A certains, notre appel paraît au contraire bien trop mou ou trop imprécis : il fau­drait, selon eux, carrément réactiver l’option d’une adhésion de la Suisse à l’UE ou du moins redis­cuter l’adhésion à l’EEE. Les mésaventures de notre monnaie nationale confirment certains dans ce sentiment. Notre association évite d’aborder, aujourd’hui, le dossier de l’adhésion de la Suisse à l’Union Européenne ; peu nombreux sont ceux d’ailleurs qui estiment que le moment est venu pour rouvrir cette question, qui demanderait un débat d’une autre ampleur. Pour l’instant donc, il paraît raisonnable de limiter le débat au maintien du partenariat européen qu’englobe les paquets d’accords sectoriels de 1999 et de 2004 et la réussite des négociations en cours, y compris institutionnelles. Cela me suffirait, à condition qu’on ne bloque pas une évolution ultérieure, que la porte reste ouverte.
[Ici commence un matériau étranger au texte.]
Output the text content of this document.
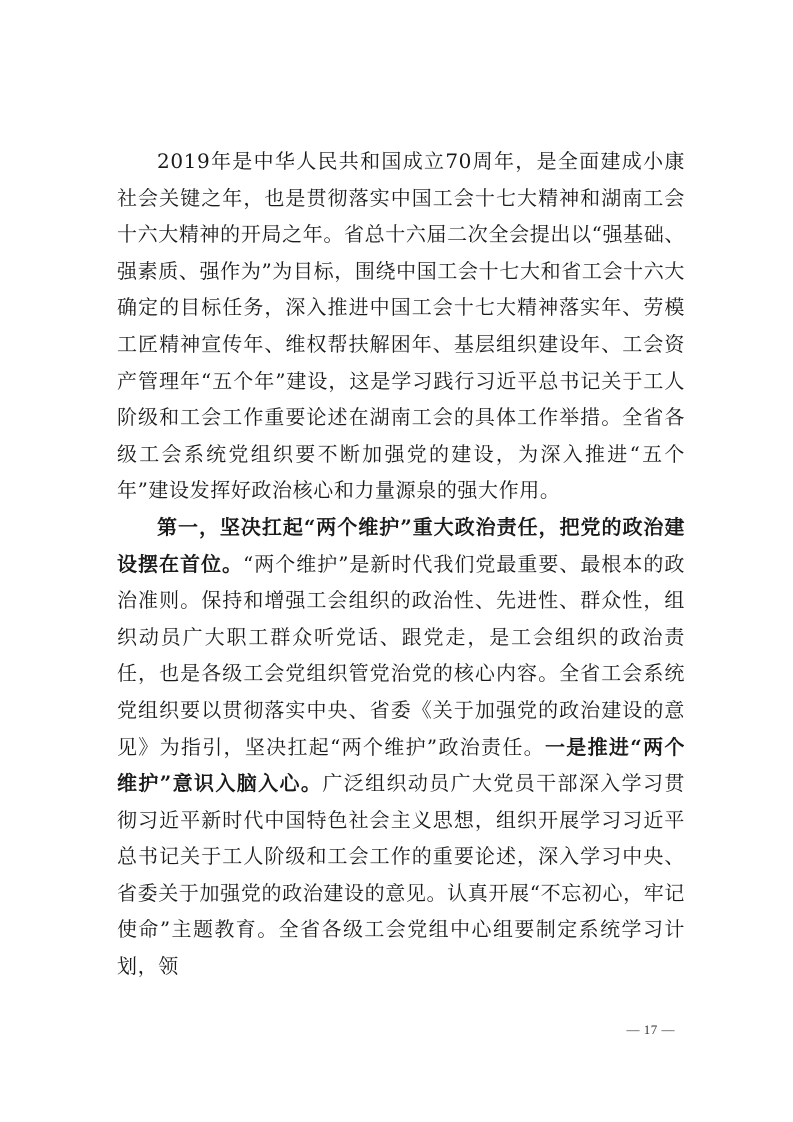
2019年是中华人民共和国成立70周年，是全面建成小康社会关键之年，也是贯彻落实中国工会十七大精神和湖南工会十六大精神的开局之年。省总十六届二次全会提出以“强基础、强素质、强作为”为目标，围绕中国工会十七大和省工会十六大确定的目标任务，深入推进中国工会十七大精神落实年、劳模工匠精神宣传年、维权帮扶解困年、基层组织建设年、工会资产管理年“五个年”建设，这是学习践行习近平总书记关于工人阶级和工会工作重要论述在湖南工会的具体工作举措。全省各级工会系统党组织要不断加强党的建设，为深入推进“五个年”建设发挥好政治核心和力量源泉的强大作用。

第一，坚决扛起“两个维护”重大政治责任，把党的政治建设摆在首位。“两个维护”是新时代我们党最重要、最根本的政治准则。保持和增强工会组织的政治性、先进性、群众性，组织动员广大职工群众听党话、跟党走，是工会组织的政治责任，也是各级工会党组织管党治党的核心内容。全省工会系统党组织要以贯彻落实中央、省委《关于加强党的政治建设的意见》为指引，坚决扛起“两个维护”政治责任。一是推进“两个维护”意识入脑入心。广泛组织动员广大党员干部深入学习贯彻习近平新时代中国特色社会主义思想，组织开展学习习近平总书记关于工人阶级和工会工作的重要论述，深入学习中央、省委关于加强党的政治建设的意见。认真开展“不忘初心，牢记使命”主题教育。全省各级工会党组中心组要制定系统学习计划，领

— 17 —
Cela dit, il ne faut pas relativiser les enjeux de la situation actuelle. Le gouvernement, nous l’avons vu, a choisi de se limiter, pour l’instant, à un rôle d’exécutif au sens strict du terme. Dans ces conditions, il paraît, à mes amis et à moi-même, indispensable que la société civile, à commencer par l’économie et ses organisations faîtières, le monde académique, y compris les jeunes, les partis politiques comme porteurs du débat citoyen, le monde associatif, bien entendu, se mobilisent pour mener ce débat. Nous sommes aussi partie prenante pour la constitution d’une plate-forme des mouvements et initiatives euro-positifs.

Dans un pays où le peuple aime bien qu’on le traite de « sou­verain » et qu’on le respecte en tant que tel, c’est donc d’abord le débat citoyen qui compte et c’est à ce niveau-là, qu’il faut s’engager. Une de nos ambitions est de contri­buer à améliorer l’information sur les complexités de la construction euro­péenne et sur la nature des liens qui lient la Suisse à cette entreprise. Trop de choses fausses ou malveillantes sont dites à ce sujet

Tout cela ne nous empêche pas d’espérer que d’ici un an, après les élections fédérales, par exemple, le Conseil fédéral trouve le courage d’assumer un rôle de guide politique, leadership en franglais, qu’il sache et qu’il veuille dire clairement la place de la Suisse en Europe et dans le monde, qu’il définisse une authentique stratégie. Au citoyen de créer cette attente, d’encourager nos magistrats à viser non pas les étoiles, mais le vrai génie de la Suisse !

Je vous remercie de votre intérêt – et aussi du soutien que l’un ou l’autre d’entre vous, peut-être, nous apportera !

 

Benedict de Tscharner – Anc. ambassdeur, président de l’Association LA SUISSE EN EUROPE.